The choice of this topic is driven in part by what I observe and can be termed bandwagon mentality that characterized various countries response to the pandemic. It is true it came as a sudden shock but we cannot deny that actions in China never happened in realtime. One thing that’s common is the near total level of lockdown that is implemented, only a few countries decided against it, Sweden. But the one thing that got me thinking is, the adoption of autocratic approach to an issue that is not humans cause but human victim (this can be debated if emotions don’t run amok)-deployment of military for law enforcement purpose in democratic countries is worrisome. According to Maas (German foreign Minister) “China has taken some very authoritarian measures.”

Wait a minute, China did it, now Italy has taken a leaf, and so did Spain, and so also a whole host of other countries did so too. If Nigeria, Pakistan adopts such an approach, I can understand because there has been long simmering issues on the ground. I avoided mentioning a host of other countries because time and space is of essence, anyway it did not surprise me. 

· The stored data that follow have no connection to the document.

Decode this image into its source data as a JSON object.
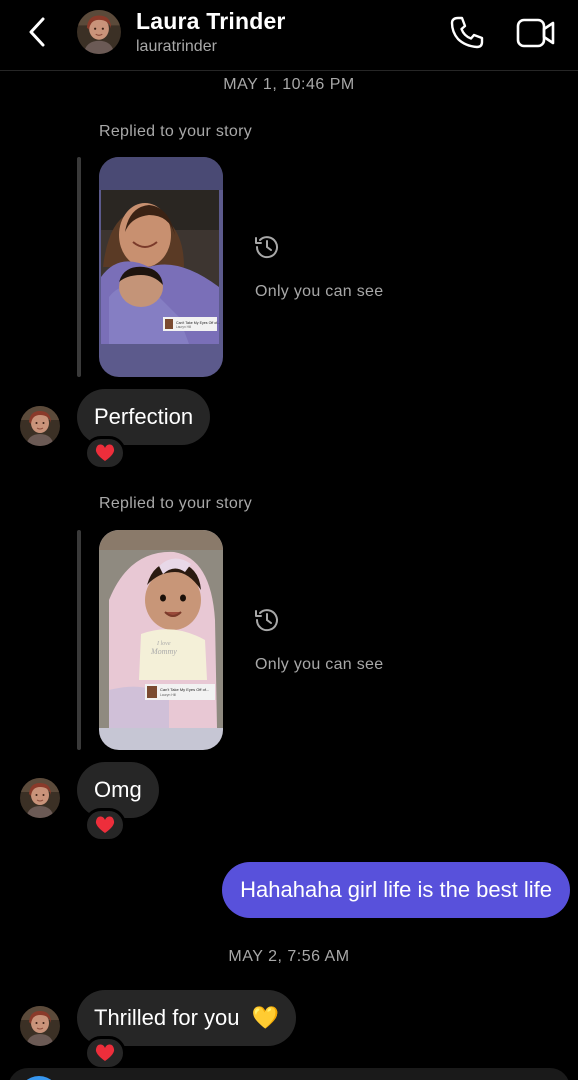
{
  "header": {
    "name": "Laura Trinder",
    "username": "lauratrinder"
  },
  "thread": {
    "timestamp_1": "MAY 1, 10:46 PM",
    "story_reply_1": {
      "caption": "Replied to your story",
      "visibility": "Only you can see",
      "sticker_title": "Can't Take My Eyes Off of...",
      "sticker_artist": "Lauryn Hill"
    },
    "message_1": {
      "text": "Perfection",
      "reaction": "❤️"
    },
    "story_reply_2": {
      "caption": "Replied to your story",
      "visibility": "Only you can see",
      "sticker_title": "Can't Take My Eyes Off of...",
      "sticker_artist": "Lauryn Hill"
    },
    "message_2": {
      "text": "Omg",
      "reaction": "❤️"
    },
    "message_3": {
      "text": "Hahahaha girl life is the best life"
    },
    "timestamp_2": "MAY 2, 7:56 AM",
    "message_4": {
      "text": "Thrilled for you",
      "emoji": "💛",
      "reaction": "❤️"
    }
  },
  "colors": {
    "background": "#000000",
    "incoming_bubble": "#262626",
    "outgoing_bubble": "#5851db",
    "secondary_text": "#a8a8a8"
  },
  "icons": [
    "chevron-left-icon",
    "phone-icon",
    "video-camera-icon",
    "history-icon",
    "heart-icon"
  ]
}
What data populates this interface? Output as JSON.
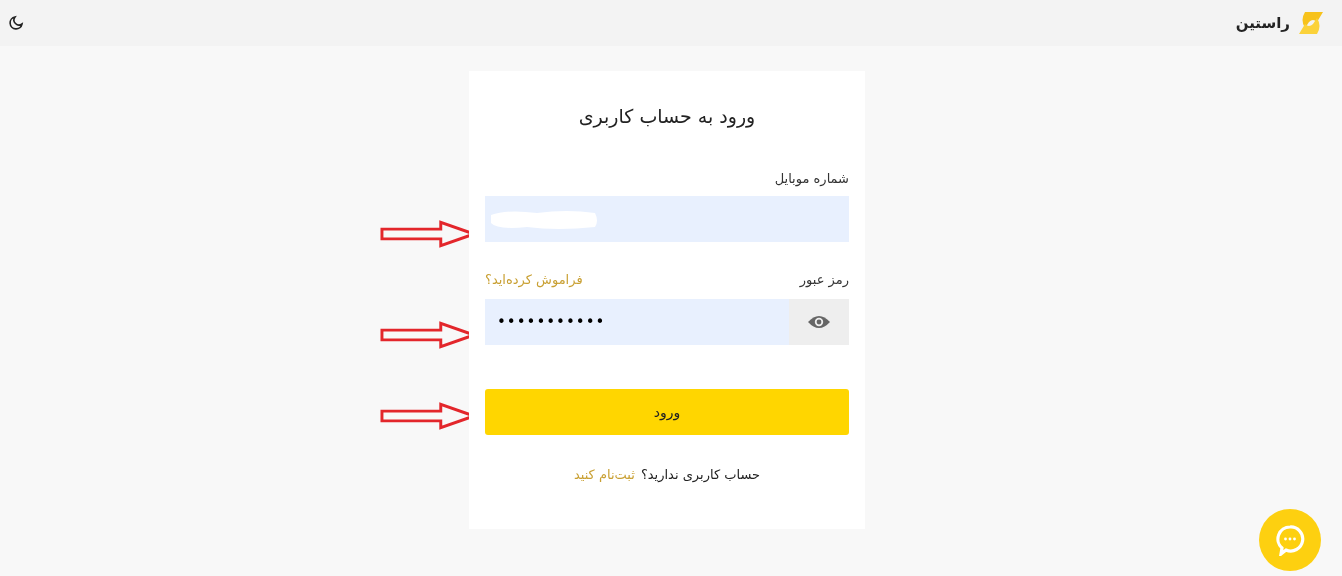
{
  "header": {
    "brand": "راستین"
  },
  "login": {
    "title": "ورود به حساب کاربری",
    "mobile": {
      "label": "شماره موبایل",
      "redacted": true
    },
    "password": {
      "label": "رمز عبور",
      "forgot_link": "فراموش کرده‌اید؟",
      "value": "•••••••••••"
    },
    "submit": "ورود",
    "signup_prompt": "حساب کاربری ندارید؟",
    "signup_link": "ثبت‌نام کنید"
  }
}
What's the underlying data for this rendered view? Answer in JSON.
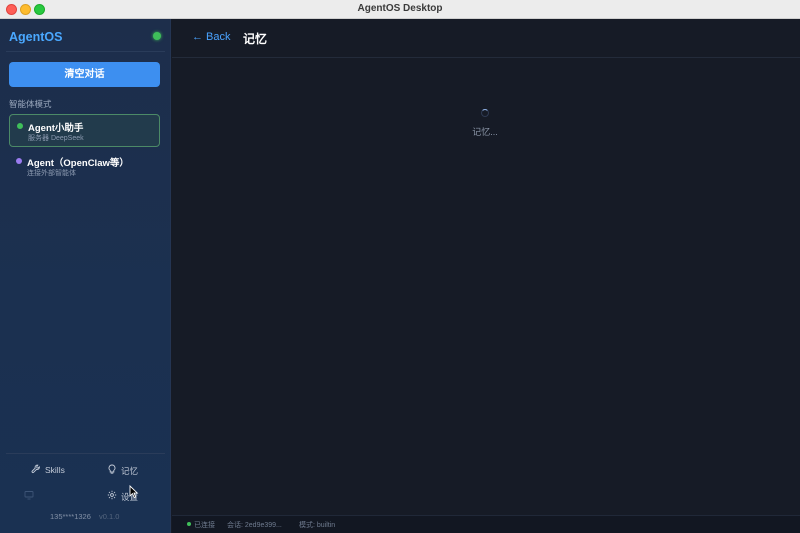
{
  "window": {
    "title": "AgentOS Desktop"
  },
  "sidebar": {
    "brand": "AgentOS",
    "clear_button": "清空对话",
    "section_label": "智能体模式",
    "agents": [
      {
        "name": "Agent小助手",
        "subtitle": "服务器 DeepSeek",
        "dot_color": "#3fbf5a",
        "active": true
      },
      {
        "name": "Agent（OpenClaw等）",
        "subtitle": "连接外部智能体",
        "dot_color": "#9b7cf0",
        "active": false
      }
    ],
    "nav": {
      "skills": "Skills",
      "memory": "记忆",
      "unknown": "",
      "settings": "设置"
    },
    "footer": {
      "user": "135****1326",
      "version": "v0.1.0"
    }
  },
  "main": {
    "back": "← Back",
    "title": "记忆",
    "loading": "记忆..."
  },
  "status": {
    "connected": "已连接",
    "session": "会话: 2ed9e399...",
    "mode": "模式: builtin"
  },
  "colors": {
    "accent": "#3d8ff0",
    "brand": "#4aa8ff",
    "online": "#3fbf5a",
    "agent2": "#9b7cf0"
  }
}
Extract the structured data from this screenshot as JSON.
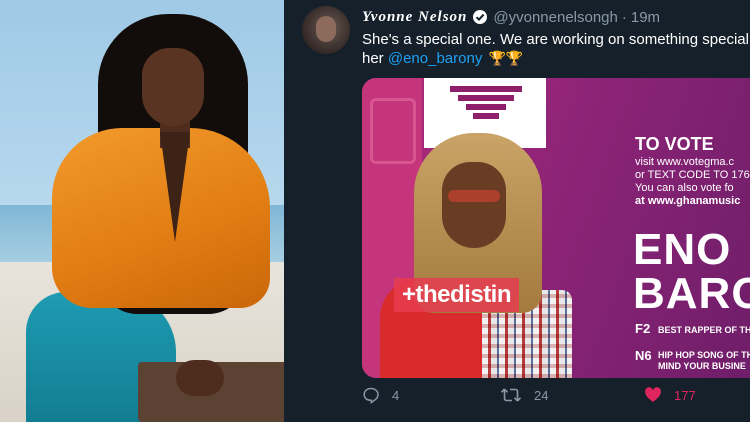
{
  "tweet": {
    "display_name": "Yvonne Nelson",
    "handle": "@yvonnenelsongh",
    "separator": "·",
    "time": "19m",
    "text_line1": "She's a special one. We are working on something special",
    "text_line2_prefix": "her ",
    "mention": "@eno_barony",
    "emoji": "🏆🏆",
    "icons": {
      "verified": "verified-badge-icon",
      "trophy": "trophy-icon"
    }
  },
  "media": {
    "watermark": "+thedistin",
    "vote_title": "TO VOTE",
    "vote_lines": [
      "visit www.votegma.c",
      "or TEXT CODE TO 176",
      "You can also vote fo",
      "at www.ghanamusic"
    ],
    "nominee_first": "ENO",
    "nominee_last": "BARO",
    "categories": [
      {
        "code": "F2",
        "desc": "BEST RAPPER OF TH"
      },
      {
        "code": "N6",
        "desc": "HIP HOP SONG OF TH"
      }
    ],
    "song_title": "MIND YOUR BUSINE"
  },
  "actions": {
    "reply_count": "4",
    "retweet_count": "24",
    "like_count": "177",
    "icons": {
      "reply": "reply-icon",
      "retweet": "retweet-icon",
      "like": "heart-icon"
    }
  },
  "colors": {
    "tweet_bg": "#15202b",
    "link": "#1da1f2",
    "muted": "#8899a6",
    "like": "#e0245e",
    "card_magenta": "#8e2477"
  }
}
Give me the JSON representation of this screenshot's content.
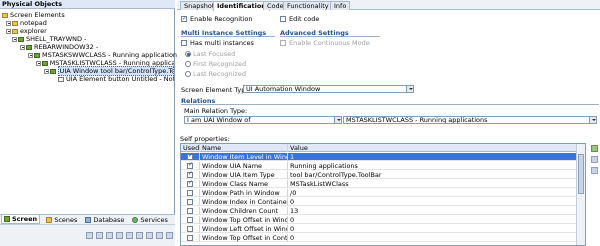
{
  "left_panel": {
    "title": "Physical Objects",
    "tree": [
      {
        "label": "Screen Elements",
        "icon": "folder-icon"
      },
      {
        "label": "notepad",
        "icon": "folder-icon"
      },
      {
        "label": "explorer",
        "icon": "folder-icon"
      },
      {
        "label": "SHELL_TRAYWND -",
        "icon": "window-icon"
      },
      {
        "label": "REBARWINDOW32 -",
        "icon": "window-icon"
      },
      {
        "label": "MSTASKSWWCLASS - Running applications",
        "icon": "window-icon"
      },
      {
        "label": "MSTASKLISTWCLASS - Running applicati",
        "icon": "window-icon"
      },
      {
        "label": "UIA Window tool bar/ControlType.Too",
        "icon": "window-icon"
      },
      {
        "label": "UIA Element button Untitled - Not",
        "icon": "window-icon"
      }
    ],
    "bottom_tabs": [
      "Screen",
      "Scenes",
      "Database",
      "Services"
    ]
  },
  "tabs": [
    "Snapshot",
    "Identification",
    "Code",
    "Functionality",
    "Info"
  ],
  "active_tab": "Identification",
  "identification": {
    "enable_recognition": "Enable Recognition",
    "edit_code": "Edit code",
    "multi_instance_title": "Multi Instance Settings",
    "has_multi_instances": "Has multi instances",
    "radios": [
      "Last Focused",
      "First Recognized",
      "Last Recognized"
    ],
    "advanced_title": "Advanced Settings",
    "enable_continuous": "Enable Continuous Mode",
    "screen_element_type_label": "Screen Element Type:",
    "screen_element_type_value": "UI Automation Window",
    "relations_title": "Relations",
    "main_relation_label": "Main Relation Type:",
    "main_relation_value": "I am UAI Window of",
    "relation_target_value": "MSTASKLISTWCLASS - Running applications",
    "self_properties_label": "Self properties:"
  },
  "table": {
    "headers": [
      "Used",
      "Name",
      "Value"
    ],
    "rows": [
      {
        "used": true,
        "name": "Window Item Level in Window",
        "value": "1",
        "selected": true
      },
      {
        "used": true,
        "name": "Window UIA Name",
        "value": "Running applications"
      },
      {
        "used": true,
        "name": "Window UIA Item Type",
        "value": "tool bar/ControlType.ToolBar"
      },
      {
        "used": true,
        "name": "Window Class Name",
        "value": "MSTaskListWClass"
      },
      {
        "used": false,
        "name": "Window Path in Window",
        "value": "/0"
      },
      {
        "used": false,
        "name": "Window Index in Container",
        "value": "0"
      },
      {
        "used": false,
        "name": "Window Children Count",
        "value": "13"
      },
      {
        "used": false,
        "name": "Window Top Offset in Window",
        "value": "0"
      },
      {
        "used": false,
        "name": "Window Left Offset in Window",
        "value": "0"
      },
      {
        "used": false,
        "name": "Window Top Offset in Containe...",
        "value": "0"
      }
    ]
  }
}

What can caused such heavy handed approach in democracy? I don’t want to say it. Say it! Ok! Here is my thinking as raw as it can get. At a point in time, the people stopped listening to their government because they feel, these guys are a bunch of ‘A...h, these politician are actually taking chances. We the people are their labs, where they conduct test. It is the lab of politicians opinion against the popular saying “government of the people, by the people, and for the people.” Why should we trust them? 

In France, on the eve of his maiden address, Mr Macron the president termed the pandemic invisible enemy. For that reason, he deploys the army. In the world biggest democracy, India, after a day of trial, the next move by the government without prior notice was total lockdown. In Italy, after weeks of indecision, when the Chinese finally arrived, the government decides to deploy the army to enforce lockdown. Spain also did the same. From the above analogy, one thing is very clear, trust is missing. The description of the pandemic as our “war” with an “invisible enemy,” Thomas L, Friedman says such imagery of “war metaphor is wrong and misleading.” This has lead to over handedness on many democratic, quasi democratic and authoritarian states, turning the pandemic into power grabbing opportunity. When democracy stops trusting that the people who entrusted power to a select few can think and support a given agenda for the benefit of the whole, democracy dies. Trust deficit leading to questions of legitimacy is the beginning to a much bigger problem in a democracy. Democracy cannot point fingers of success in autocratic state as a pretext for its actions. 


In democracy leaders are representatives of the people. All actions and decisions must be align with the desire of the people. In autocratic states, leaders lord it over their subject. In democracy we entrust the affairs of the state in the hands of a select few representatives. Humans we must remember will always be human. If we fail to keep adequate tab on their actions, we might pay a heavy price. From military deployment to use of technology to monitor us? The growing trend on facial recognition as apparatus for deployment should be concerning. South Korea, it is reported intends to keep up extensive testing and vigorous contact-tracing using security-camera footage, credit-card statements and mobile-phone location data. South Korea is different from China we are meant to reason but human nature is not science that can be work out in the lab to decide what are their motivation. What happens when such mechanisms is misused? Reasons to be vigilant. As government around the world tries to maintain control both by directing and framing the narrative, a dangerous trend might be brewing, surveillance and law. This is no longer a tool in the hands of autocrats even democracy are taking a leaf out of it to advance their social causes as a practice. A reason to watch and act, I didn’t say pray. These can be democracy gone rogue or south. 


In this contested space of power, state verses the people, anything can go wrong. When democracy dies the people suffer. So it is of essence to question, don’t just trust, sometimes doubt can yield some positive outcome as people in authority start to question themselves. We need to preserve this hard won battle of freedom.